Yes, but Vietnamese trains were far slower (in my experience). The night train from Sapa to Hanoi was superb, though. Very plush, very nice.

----------


## MarilynMonroe

^Haha, really? I found the trains in Thailand much slower. The train from Hanoi to Sapa was deathly slow, but then again I took a day train, hard seater that ended up being delayed for three hours at one of the stops. I ended up being bored out of my mind as we couldn't leave the train and I ended up showing some Vietnamese people how to play solitaire. The train wasn't overly fast mind you in Vietnam, but it seemed to slow down quite a bit, and then speed up. It was no bullet train,  but I enjoyed the views and had a sleeper bunk.

----------


## Saint Willy

> I took a day train, hard seater


Jaysus, Mary and Joseph, I am so glad I am not on a backpacker, tight arse, budget again.

----------


## MarilynMonroe

^I took three months off of working to travel at the time, so I didn't have loads of money. I did stay in decent enough places, but not in luxury. It was only my second year living abroad, I didn't have a lot of dosh, but made the trip anyway and enjoyed every minute of it. Spent a lot more time in Thailand than any other country though. Anyway, I'm leavin the forum for awhile. Don't miss me too much, you bundle of negativity.

----------


## Joe 90

Cool pics and thread, thanks for taking the time to share.

----------


## pickel

No need to bore us with your affliction Joe, I'm sure she'd send you private pics of her udders if you just asked her.

----------


## Edmond

Brangelina. 

Bennifer.


Dickza.

Monjoe.

----------


## MarilynMonroe

> Cool pics and thread, thanks for taking the time to share.


Thanks, it was a trip down memory lane for sure, especially when travel is off the table for who knows how long now.  :Wink:

----------


## MarilynMonroe

I just realized I have more pics that I downloaded in Imgur for this thread. I'll pop them on.
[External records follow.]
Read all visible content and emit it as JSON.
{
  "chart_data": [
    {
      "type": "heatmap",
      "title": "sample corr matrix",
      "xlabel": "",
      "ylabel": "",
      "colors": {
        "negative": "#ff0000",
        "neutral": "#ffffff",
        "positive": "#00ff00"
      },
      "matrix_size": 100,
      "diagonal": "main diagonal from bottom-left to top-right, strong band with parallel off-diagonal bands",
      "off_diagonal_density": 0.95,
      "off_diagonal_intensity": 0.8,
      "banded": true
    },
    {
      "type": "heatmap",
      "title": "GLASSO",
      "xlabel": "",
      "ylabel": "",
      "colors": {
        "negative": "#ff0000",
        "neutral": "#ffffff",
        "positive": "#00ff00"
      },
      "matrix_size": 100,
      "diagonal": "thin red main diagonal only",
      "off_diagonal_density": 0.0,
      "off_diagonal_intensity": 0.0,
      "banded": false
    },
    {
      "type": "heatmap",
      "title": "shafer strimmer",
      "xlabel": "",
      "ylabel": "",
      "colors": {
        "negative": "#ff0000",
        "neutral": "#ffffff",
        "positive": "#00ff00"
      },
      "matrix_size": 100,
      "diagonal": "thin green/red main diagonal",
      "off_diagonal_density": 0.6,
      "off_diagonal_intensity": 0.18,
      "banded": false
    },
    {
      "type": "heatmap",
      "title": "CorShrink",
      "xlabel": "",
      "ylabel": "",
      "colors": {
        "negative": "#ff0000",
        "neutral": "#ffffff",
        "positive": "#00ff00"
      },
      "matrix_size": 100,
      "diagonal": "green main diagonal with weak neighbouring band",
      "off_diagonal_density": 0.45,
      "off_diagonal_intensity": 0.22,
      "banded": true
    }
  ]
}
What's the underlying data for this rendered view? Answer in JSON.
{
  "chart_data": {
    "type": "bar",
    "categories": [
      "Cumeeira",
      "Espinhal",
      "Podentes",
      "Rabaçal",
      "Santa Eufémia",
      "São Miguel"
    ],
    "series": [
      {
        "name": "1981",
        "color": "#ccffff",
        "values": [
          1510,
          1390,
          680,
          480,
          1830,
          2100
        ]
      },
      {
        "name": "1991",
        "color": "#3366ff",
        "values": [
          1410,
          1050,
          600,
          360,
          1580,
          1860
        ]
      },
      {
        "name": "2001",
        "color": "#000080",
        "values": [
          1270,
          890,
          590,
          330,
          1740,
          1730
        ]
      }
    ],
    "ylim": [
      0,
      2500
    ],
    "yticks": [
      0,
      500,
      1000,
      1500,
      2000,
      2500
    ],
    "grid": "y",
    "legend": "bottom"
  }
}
Cua Dai Beach which is near Hoi An

It was a beautiful blue sky day and I was told the only beach near Hoi An to swim. It was very relaxing with some locals around, but pretty deserted.








This is before the local kids seem to attack.




Then throngs of people seemed to take over the shelter, shielding them from the sun I gathered.








Locals hanging out







Saw very few people trying to sell things on the beach.. except this sweety.

----------